Randy joined with pianist Joey Calderazzo and bassist Patitucci to perform Calderazzo’s “Midnight Voyage,” a tune from Michael’s Tales from the Hudson, while Hancock joined Patitucci and DeJohnette in performing his “Chan’s Song,” which Michael had played on his 2001 album, Nearness of You: The Ballad Book, and won a Best Instrumental Jazz Solo Grammy Award for. Hancock and Paul Simon duetted on “Still Crazy After All These Years,” the Simon tune that Michael had played on in 1975, Liebman played a solo wood flute version of Michael’s “A Gathering of Spirits” from the Saxophone Summit’s 2004 album, Gathering of Spirits, and Metheny played a solo acoustic rendition of “Every Day (I Thank You),” a beautiful tune he had written with Michael in mind and that they had played together numerous times, including on Metheny’s stellar album, 80/81.

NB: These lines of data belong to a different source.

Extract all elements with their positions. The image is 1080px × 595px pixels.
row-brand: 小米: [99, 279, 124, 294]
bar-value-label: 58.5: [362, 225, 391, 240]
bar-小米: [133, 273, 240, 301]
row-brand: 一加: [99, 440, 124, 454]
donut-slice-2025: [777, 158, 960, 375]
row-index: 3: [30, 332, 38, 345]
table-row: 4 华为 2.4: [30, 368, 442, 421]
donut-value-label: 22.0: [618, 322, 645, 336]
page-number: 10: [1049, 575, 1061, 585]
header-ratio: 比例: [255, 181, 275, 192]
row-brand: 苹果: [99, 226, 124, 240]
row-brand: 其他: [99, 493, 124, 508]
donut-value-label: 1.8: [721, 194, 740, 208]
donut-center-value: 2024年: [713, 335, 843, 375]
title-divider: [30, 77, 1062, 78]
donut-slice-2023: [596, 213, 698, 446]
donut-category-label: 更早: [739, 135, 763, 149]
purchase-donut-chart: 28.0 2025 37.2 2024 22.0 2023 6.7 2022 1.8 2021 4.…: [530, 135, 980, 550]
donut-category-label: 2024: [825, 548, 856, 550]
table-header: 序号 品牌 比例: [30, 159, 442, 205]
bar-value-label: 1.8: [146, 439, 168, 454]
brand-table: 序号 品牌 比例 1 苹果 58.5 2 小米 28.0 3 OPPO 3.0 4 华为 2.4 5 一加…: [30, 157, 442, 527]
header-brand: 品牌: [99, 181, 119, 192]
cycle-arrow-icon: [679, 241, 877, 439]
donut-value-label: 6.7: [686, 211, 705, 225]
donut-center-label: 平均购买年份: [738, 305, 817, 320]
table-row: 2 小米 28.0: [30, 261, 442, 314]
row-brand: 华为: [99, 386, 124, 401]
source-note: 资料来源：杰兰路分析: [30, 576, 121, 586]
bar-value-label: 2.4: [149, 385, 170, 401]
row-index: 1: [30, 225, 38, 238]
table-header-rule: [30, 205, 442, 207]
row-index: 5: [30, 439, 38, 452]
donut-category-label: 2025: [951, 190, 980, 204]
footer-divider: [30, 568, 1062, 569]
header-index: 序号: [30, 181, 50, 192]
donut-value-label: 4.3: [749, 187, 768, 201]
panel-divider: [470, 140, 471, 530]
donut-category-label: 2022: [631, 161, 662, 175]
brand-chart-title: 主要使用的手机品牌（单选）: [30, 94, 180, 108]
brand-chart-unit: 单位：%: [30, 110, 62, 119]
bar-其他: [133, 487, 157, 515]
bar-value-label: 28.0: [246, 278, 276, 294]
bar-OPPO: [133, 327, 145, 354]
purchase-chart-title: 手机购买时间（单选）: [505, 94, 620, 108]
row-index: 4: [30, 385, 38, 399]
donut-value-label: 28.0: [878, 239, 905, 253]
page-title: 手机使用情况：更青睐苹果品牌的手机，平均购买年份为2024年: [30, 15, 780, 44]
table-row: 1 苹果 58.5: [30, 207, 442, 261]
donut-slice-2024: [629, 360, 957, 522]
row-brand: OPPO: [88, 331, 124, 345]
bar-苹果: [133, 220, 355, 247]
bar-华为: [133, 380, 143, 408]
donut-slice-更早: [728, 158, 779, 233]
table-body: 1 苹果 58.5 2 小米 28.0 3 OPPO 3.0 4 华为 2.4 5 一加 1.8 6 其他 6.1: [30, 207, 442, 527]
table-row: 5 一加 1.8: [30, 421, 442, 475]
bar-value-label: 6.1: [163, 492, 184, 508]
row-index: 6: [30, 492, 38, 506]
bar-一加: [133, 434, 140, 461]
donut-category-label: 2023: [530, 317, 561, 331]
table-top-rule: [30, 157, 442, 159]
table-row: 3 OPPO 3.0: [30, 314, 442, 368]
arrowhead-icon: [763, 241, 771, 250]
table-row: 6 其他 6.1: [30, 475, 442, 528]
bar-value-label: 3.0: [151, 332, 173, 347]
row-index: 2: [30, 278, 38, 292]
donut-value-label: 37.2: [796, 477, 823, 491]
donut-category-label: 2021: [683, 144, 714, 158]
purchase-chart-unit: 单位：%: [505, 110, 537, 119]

Metheny assessed Michael’s tenor prowess in his Town Hall eulogy: “Most people were blinded by the brilliance and ingenuity and strength of this guy coming along with perfect time while simultaneously displaying a level of saxophone technique and a sound that almost seemed superhuman. There were so many things in action there that the deepest treasure of Mike’s amazing gift was sometimes hard to pick out in the wealth of it all.”
Michael’s 13-year-old son Sam recalled hijinks with his father — wrestling on the bed, playing catch in the backyard, bike riding on weekends, playing basketball — as well as laughing and sharing intimate talks. And Susan delivered a profoundly moving eulogy for her husband:
“Mike was the best person I have ever known and I know that am a better person for having known and loved him. He was kind, he was gentle, he was generous, he was incredibly funny. He believed that people were good and he looked for and found the good in everyone. When you spoke with him you knew that you had his absolute attention and that he was genuinely interested in you and in that moment. Mike had an uncanny ability to make everyone feel special. With his constant smile and willingness to please, he was inside your heart within seconds. He and I fell in love the moment we met. I reveled in his telling that story and saying, ‘It was love at first sight with Susan.’
“He was so very grateful for his life, his music, his kids, his friends. This grateful man thanked me for every single meal I ever made for him. In our marriage we rarely argued, partly because he just refused to do so. He always took the high road. He was a wonderful father. With his worldwide acclaim and countless awards, he was proudest of his children.
“Carry him in your heart, because he’s in there. He gave us all a piece of himself every time we saw him play or spoke to him or hugged him tight. He was the very best of what we humans can be. And I will forever be honored to be Michael Brecker’s wife.”
The solemn ceremony concluded with Hancock joining Wayne Shorter and Buster Williams (all practicing members of SGI) and Sam Brecker for a full five minutes of chanting nam-myoho-renge-kyo as the crowd of colleagues, fans, bandmates, family members and the greater musical community silently filed out of Town Hall.